Monday, November 16, 2009

On gibberish

Laugh if you want, but this is something I've actually wondered about.

Pretty much all English-speaking Americans know how to make gibberish in other languages--not to be understood, but simply to indicate to the other person that we're pretending to speak a specific foreign language rather than, say, undergoing some neurological or religious experience. For example, here's how Americans do:

Swedish gibberish [think: the Muppets' Swedish chef]: "Ufda-buffda, hunga-bjorna."

Japanese gibberish [growl brand names in a deep Toshiro Mufune voice]: "Oh-SA! Toyota! Mitsubishi!"

Italian gibberish [simply standard English with "-a" added at the end of most words, while gently shaking your hand, thumb touching index and middle fingertips, in front of your face]: "I'm-a goin' home-a now."

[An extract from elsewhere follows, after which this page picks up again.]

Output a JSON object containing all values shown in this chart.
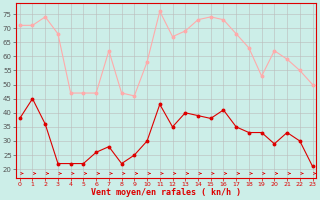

French gibberish [actual words unnecessary; just purse your lips and make rapid-fire sounds from your soft palate while holding your cigarette from underneath].

And so on. I could have included Chinese gibberish, Spanish gibberish, and German gibberish, which most Americans know how to produce and all Americans recognize. We've learned it from Jerry Lewis movies, Peter Sellers movies, John Belushi skits, "I Love Lucy" reruns, and the like.*

Whether that's somehow offensive is a question another time. (Although, if you're impatient, I can tell you now that the answer is no. It's a human impulse to render everything around us onomotopoetically--even things which by their nature shouldn't have sounds at all. Otherwise, cats all over the world would simply say "meow." But I digress.)

My question has always been, what do speakers of other languages do about English? What does their American gibberish sound like?

Now we know:



It's kind of startling at first, but I can't deny there's linguistic justice to it. No wonder they look at some of us so oddly when we order from the menu.

*And that's not even counting authentic frontier gibberish.